Of course, ever since we started dating, we had been the topic of all the gossip that circulated through Albert Einstein High. Mostly because I was a freshman (I'm going to be a sophomore this year) and he was a senior (he is now going to Columbia in the fall, which won't make much of a difference I our relationship besides the fact we won't go to school together anymore. Believe me, it's been discussed). Also the fact that I'm a geeky princess and he is (or was) the third hottest guy in school.

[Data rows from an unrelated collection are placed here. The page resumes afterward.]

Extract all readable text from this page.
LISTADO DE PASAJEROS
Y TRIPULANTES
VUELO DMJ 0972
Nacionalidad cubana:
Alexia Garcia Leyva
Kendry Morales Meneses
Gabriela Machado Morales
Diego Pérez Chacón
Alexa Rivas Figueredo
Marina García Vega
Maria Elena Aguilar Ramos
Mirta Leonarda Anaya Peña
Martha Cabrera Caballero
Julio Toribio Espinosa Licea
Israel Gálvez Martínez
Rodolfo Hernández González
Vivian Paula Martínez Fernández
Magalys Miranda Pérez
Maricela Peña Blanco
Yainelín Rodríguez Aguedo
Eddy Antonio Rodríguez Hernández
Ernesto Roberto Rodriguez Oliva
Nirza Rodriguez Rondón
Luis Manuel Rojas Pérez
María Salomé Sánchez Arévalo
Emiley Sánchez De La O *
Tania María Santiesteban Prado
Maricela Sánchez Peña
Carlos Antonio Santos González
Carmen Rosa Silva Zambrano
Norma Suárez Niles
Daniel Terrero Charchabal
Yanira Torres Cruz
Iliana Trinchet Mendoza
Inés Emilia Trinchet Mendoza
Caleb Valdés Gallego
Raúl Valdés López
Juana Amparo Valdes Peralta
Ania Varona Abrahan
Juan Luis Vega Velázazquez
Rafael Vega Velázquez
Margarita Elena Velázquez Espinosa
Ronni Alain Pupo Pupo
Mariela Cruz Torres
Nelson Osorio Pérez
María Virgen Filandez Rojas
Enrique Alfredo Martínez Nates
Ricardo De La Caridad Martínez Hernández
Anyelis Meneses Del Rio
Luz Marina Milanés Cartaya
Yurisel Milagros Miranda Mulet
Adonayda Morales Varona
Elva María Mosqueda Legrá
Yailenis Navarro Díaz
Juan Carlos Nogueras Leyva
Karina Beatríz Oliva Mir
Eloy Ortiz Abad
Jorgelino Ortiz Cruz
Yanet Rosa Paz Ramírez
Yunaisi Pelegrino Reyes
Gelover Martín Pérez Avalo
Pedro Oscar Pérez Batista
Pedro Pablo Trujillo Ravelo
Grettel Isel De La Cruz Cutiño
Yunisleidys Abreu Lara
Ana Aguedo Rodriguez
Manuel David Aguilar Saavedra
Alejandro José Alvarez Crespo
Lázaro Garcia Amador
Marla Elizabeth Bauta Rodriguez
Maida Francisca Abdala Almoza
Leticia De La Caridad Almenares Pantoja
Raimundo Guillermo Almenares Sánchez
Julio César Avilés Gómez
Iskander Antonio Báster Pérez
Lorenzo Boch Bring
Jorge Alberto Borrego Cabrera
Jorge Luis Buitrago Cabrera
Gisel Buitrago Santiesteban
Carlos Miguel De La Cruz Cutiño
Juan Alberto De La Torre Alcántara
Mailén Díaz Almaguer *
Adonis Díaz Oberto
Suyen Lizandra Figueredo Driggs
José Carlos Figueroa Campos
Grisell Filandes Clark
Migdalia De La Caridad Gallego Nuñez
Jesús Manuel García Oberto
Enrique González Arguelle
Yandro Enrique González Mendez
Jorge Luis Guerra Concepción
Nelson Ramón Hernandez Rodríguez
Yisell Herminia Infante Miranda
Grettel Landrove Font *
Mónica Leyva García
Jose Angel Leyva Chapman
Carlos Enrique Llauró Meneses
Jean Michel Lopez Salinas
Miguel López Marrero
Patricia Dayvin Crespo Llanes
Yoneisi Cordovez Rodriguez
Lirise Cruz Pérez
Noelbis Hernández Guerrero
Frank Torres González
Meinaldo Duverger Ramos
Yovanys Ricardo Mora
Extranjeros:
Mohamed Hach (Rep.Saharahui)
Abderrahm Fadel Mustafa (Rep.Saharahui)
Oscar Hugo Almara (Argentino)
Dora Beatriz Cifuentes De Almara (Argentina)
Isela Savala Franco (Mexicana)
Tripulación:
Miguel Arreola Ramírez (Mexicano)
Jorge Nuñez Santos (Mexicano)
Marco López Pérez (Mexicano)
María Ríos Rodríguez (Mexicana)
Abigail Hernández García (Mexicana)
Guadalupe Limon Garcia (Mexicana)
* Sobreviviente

Of course, that meant that Lana started to torture me more than usual. I hate Lana. Lilly says that she was jealous because even though Josh Richter (her boyfriend) is the 2nd hottest guy in school, he wasn't a senior like Michael is. I don't really care anyway. I don't see the fact that he is so much older than me as a good thing (or a bad thing). I just love him.

Friday, June 31, Noon, Royal Genovian Jet, 35,000 feet in the air

So here I am, it's a nice clear day. I'm sitting in between Lilly and Michel and Grandmere is way up front, away from us. Michael almost insisted I get the window seat, even though I told him he should get it, but he ignored me and sat on the end instead, and Lilly got the window. He's so sweet but I have seen Genovia enough times; I didn't feel like having a window seat.

I had brought almost everything with me, including Fat Louie. I felt bad that Mom had to stay home, but she's 5 months pregnant, I don't think she wants to come to Genovia just to get sick and cranky. I left her home with Mr. G after a lot of persuading on Mr. G's part. But no way was I leaving Fat Louie.

Michael is listening to his discman. I wonder who he is listening to. Michael has good taste so probably Rooney or something. Lilly is fuming because Grandmere put on the movie of my life. She thought we would like to watch it, it being about me and all. But what she didn't know is that Lilly is furious over the way the portrayed her, and Michael hated watching movies on planes. Michael hated planes. He says the only way he can get his mind off the possibility of crashing is listening to music.

 I think I am the only one who is actually watching it, and realizing how many things are wrong. First of all, I live in NYC, not San Francisco. And I think I had more of a crush on Michael than he did on me, or at least I think so. And they got the way we got together all wrong too! Not to mention the fact that Michael is NOT a geek, you can ask anyone at Albert Einstein, and they'd tell you. That is why the fact he was going out with me surprised so many people, and why is surprised me. They got it all wrong.

Oh well, there is nothing that can be done now.